In another sign of the rapid changes along Brooklyn’s industrial waterfront, the Kent Avenue power station in Williamsburg is currently being demolished. The monumental masonry power plant, designed by Thomas Edward Murray, was built in 1907 for the Brooklyn Rapid Transit Company and is owned by Con Edison. “We have permission to demolish it. It is being demolished in phases,” said Alfonso Quiroz, spokesman for the utility. “We have no specific plans for the site.” Like the Waterside Power Station site south of the United Nations, which was also designed by Murray, and demolished last year to make way for a development by Sheldon Solow, the cleared Kent Avenue site promises to attract significant interest among developers.
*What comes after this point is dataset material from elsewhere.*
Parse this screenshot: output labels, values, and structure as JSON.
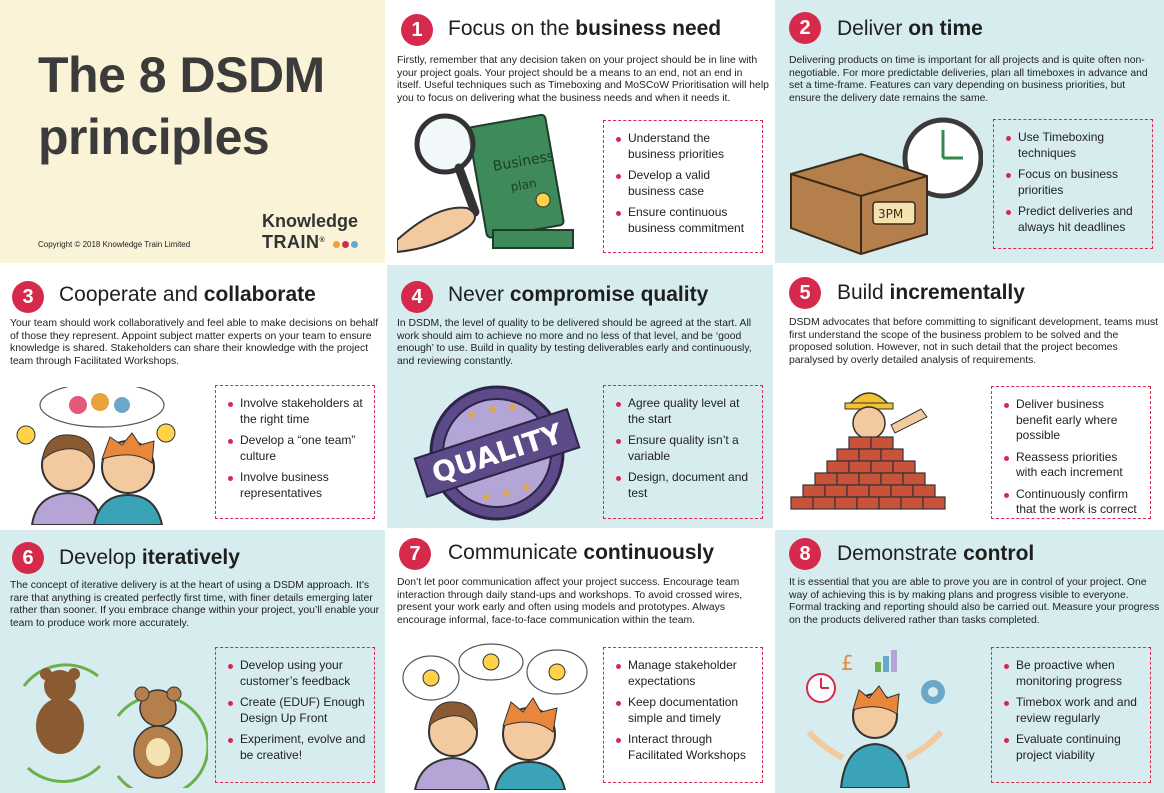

Preservationists hope to persuade Con Edison to halt demolition, which is currently not visible on the building’s exterior. “From what I understand, demo permits have been pulled, but it’s not too late to save the building,” said Lisa Kersavage, director of advocacy and policy at the Municipal Art Society. The Metropolitan Waterfront Alliance also believes the building should be saved, noting that the Brooklyn industrial waterfront was named one of the eleven most endangered sites in America last year by the National Trust for Historic Preservation. “Con Ed is supported by the rate-payers of this city,” said Roland Lewis, president of the alliance. “There is a selfish interest and a public interest at stake.”
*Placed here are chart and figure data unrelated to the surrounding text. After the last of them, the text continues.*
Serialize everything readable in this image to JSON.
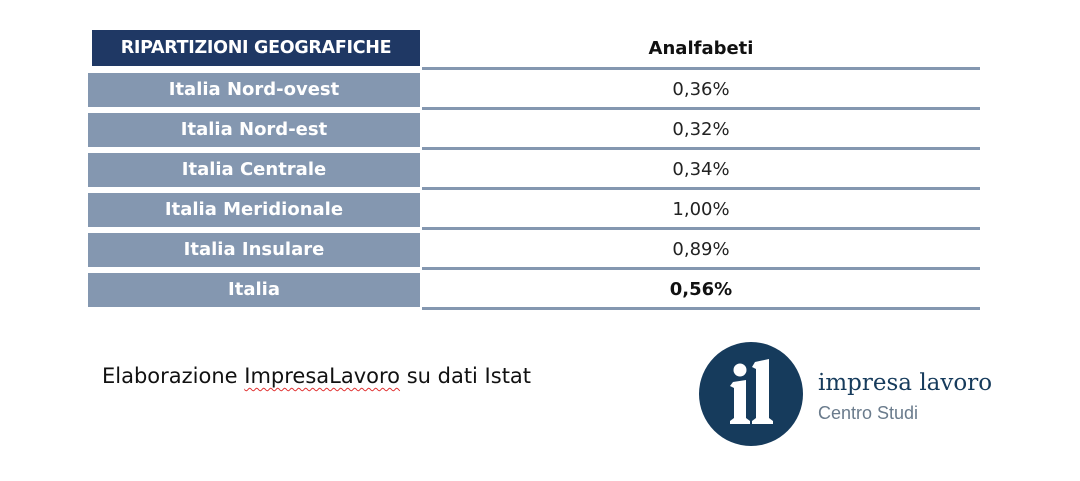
{
  "table": {
    "header_region": "RIPARTIZIONI GEOGRAFICHE",
    "header_value": "Analfabeti",
    "rows": [
      {
        "region": "Italia Nord-ovest",
        "value": "0,36%"
      },
      {
        "region": "Italia Nord-est",
        "value": "0,32%"
      },
      {
        "region": "Italia Centrale",
        "value": "0,34%"
      },
      {
        "region": "Italia Meridionale",
        "value": "1,00%"
      },
      {
        "region": "Italia Insulare",
        "value": "0,89%"
      },
      {
        "region": "Italia",
        "value": "0,56%"
      }
    ]
  },
  "caption": {
    "before": "Elaborazione ",
    "squiggled": "ImpresaLavoro",
    "after": " su dati Istat"
  },
  "logo": {
    "mark": "il",
    "name": "impresa lavoro",
    "tagline": "Centro Studi"
  },
  "colors": {
    "header_fill": "#1f3864",
    "row_fill": "#8497b0",
    "logo_fill": "#163b5c"
  }
}
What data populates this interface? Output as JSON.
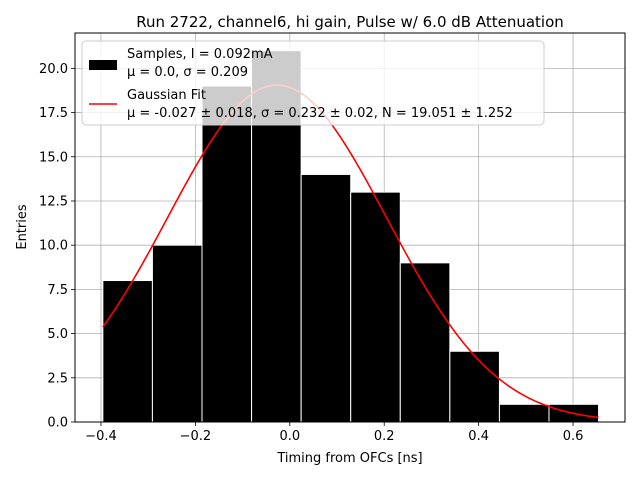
{
  "chart_data": {
    "type": "bar",
    "title": "Run 2722, channel6, hi gain, Pulse w/ 6.0 dB Attenuation",
    "xlabel": "Timing from OFCs [ns]",
    "ylabel": "Entries",
    "xlim": [
      -0.455,
      0.71
    ],
    "ylim": [
      0,
      22
    ],
    "xticks": [
      -0.4,
      -0.2,
      0.0,
      0.2,
      0.4,
      0.6
    ],
    "xtick_labels": [
      "−0.4",
      "−0.2",
      "0.0",
      "0.2",
      "0.4",
      "0.6"
    ],
    "yticks": [
      0,
      2.5,
      5,
      7.5,
      10,
      12.5,
      15,
      17.5,
      20
    ],
    "ytick_labels": [
      "0.0",
      "2.5",
      "5.0",
      "7.5",
      "10.0",
      "12.5",
      "15.0",
      "17.5",
      "20.0"
    ],
    "grid": true,
    "histogram": {
      "name": "Samples, I = 0.092mA",
      "stats": "μ = 0.0, σ = 0.209",
      "color": "#000000",
      "edgecolor": "#ffffff",
      "bin_edges": [
        -0.396,
        -0.291,
        -0.186,
        -0.081,
        0.024,
        0.129,
        0.234,
        0.339,
        0.444,
        0.549,
        0.654
      ],
      "counts": [
        8,
        10,
        19,
        21,
        14,
        13,
        9,
        4,
        1,
        1
      ]
    },
    "fit": {
      "name": "Gaussian Fit",
      "stats_mu": "μ = -0.027 ± 0.018, ",
      "stats_sigma": "σ = 0.232 ± 0.02, ",
      "stats_n": "N = 19.051 ± 1.252",
      "mu": -0.027,
      "sigma": 0.232,
      "N": 19.051,
      "x_range": [
        -0.396,
        0.654
      ],
      "color": "#ff0000"
    },
    "legend_position": "top-left"
  }
}
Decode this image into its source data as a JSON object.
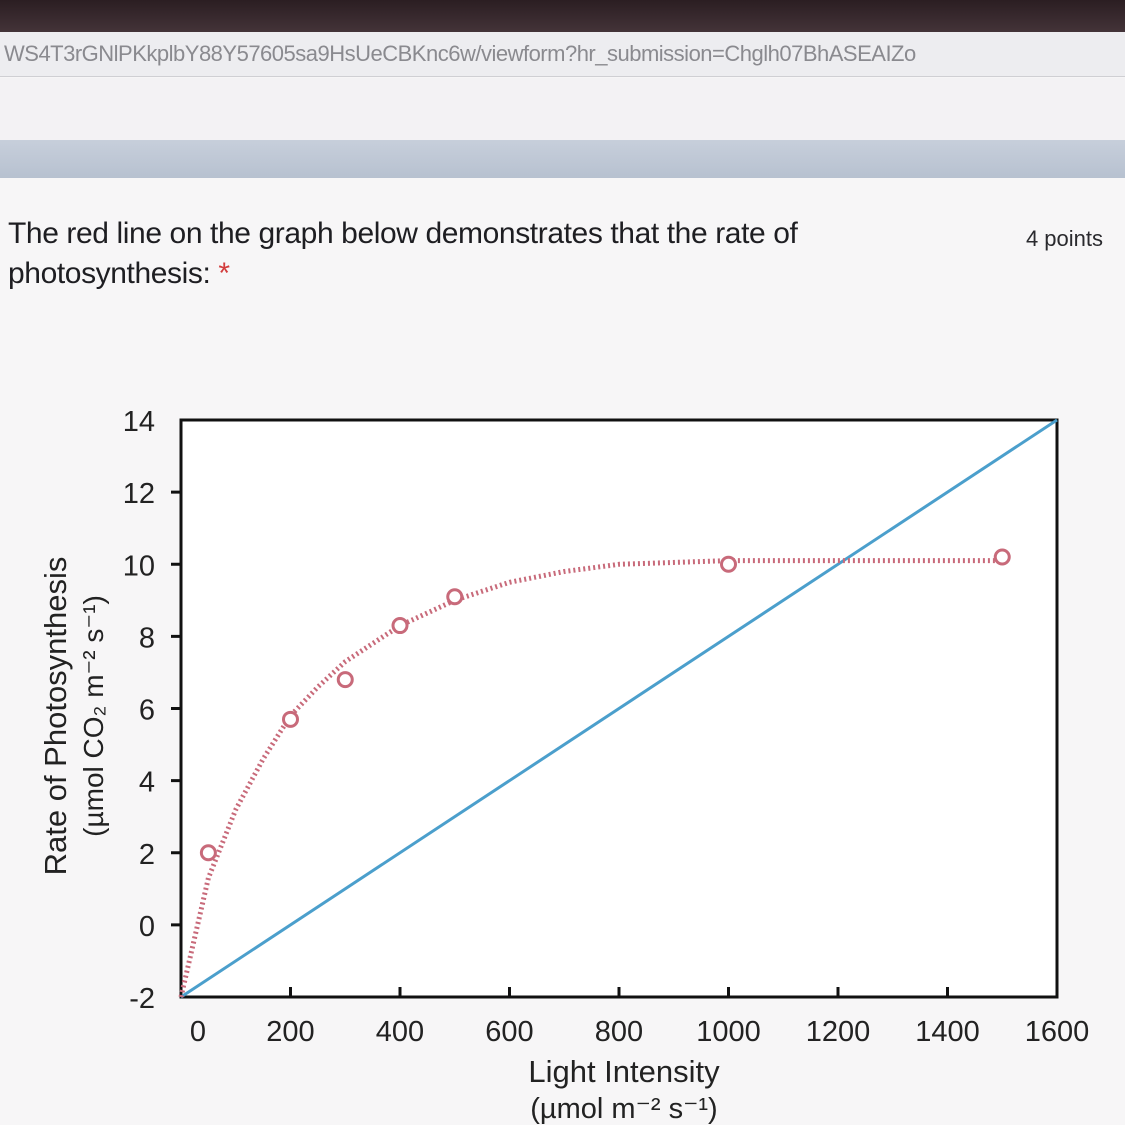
{
  "browser": {
    "url": "WS4T3rGNlPKkplbY88Y57605sa9HsUeCBKnc6w/viewform?hr_submission=Chglh07BhASEAIZo"
  },
  "question": {
    "text": "The red line on the graph below demonstrates that the rate of photosynthesis:",
    "required_marker": "*",
    "points": "4 points"
  },
  "colors": {
    "red_series": "#c86a7a",
    "blue_series": "#4b9fcc",
    "axis": "#111111"
  },
  "chart_data": {
    "type": "line",
    "xlabel": "Light Intensity",
    "xunits": "(µmol m⁻² s⁻¹)",
    "ylabel": "Rate of Photosynthesis",
    "yunits": "(µmol CO₂ m⁻² s⁻¹)",
    "xlim": [
      0,
      1600
    ],
    "ylim": [
      -2,
      14
    ],
    "xticks": [
      0,
      200,
      400,
      600,
      800,
      1000,
      1200,
      1400,
      1600
    ],
    "yticks": [
      -2,
      0,
      2,
      4,
      6,
      8,
      10,
      12,
      14
    ],
    "grid": false,
    "series": [
      {
        "color": "red",
        "style": "dotted-with-circles",
        "curve": [
          [
            0,
            -2
          ],
          [
            50,
            1.3
          ],
          [
            100,
            3.2
          ],
          [
            150,
            4.6
          ],
          [
            200,
            5.8
          ],
          [
            250,
            6.6
          ],
          [
            300,
            7.3
          ],
          [
            350,
            7.8
          ],
          [
            400,
            8.3
          ],
          [
            500,
            9.0
          ],
          [
            600,
            9.5
          ],
          [
            700,
            9.8
          ],
          [
            800,
            10.0
          ],
          [
            1000,
            10.1
          ],
          [
            1500,
            10.1
          ]
        ],
        "points": [
          [
            50,
            2.0
          ],
          [
            200,
            5.7
          ],
          [
            300,
            6.8
          ],
          [
            400,
            8.3
          ],
          [
            500,
            9.1
          ],
          [
            1000,
            10.0
          ],
          [
            1500,
            10.2
          ]
        ]
      },
      {
        "color": "blue",
        "style": "solid",
        "points": [
          [
            0,
            -2
          ],
          [
            1600,
            14
          ]
        ]
      }
    ]
  }
}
Both Lewis and Kersavage implied that cultural institutions, such as museums, may be eyeing the building, but declined to cite any specific interested parties. “Look at the Tate Modern in London. This could be a wonderful location for a cultural institution,” Kersavage said. But Quiroz said that Con Edison is moving ahead with demolition plans and is not negotiating with any cultural institutions that may wish to rehabilitate the building. “There is no discussion,” he said.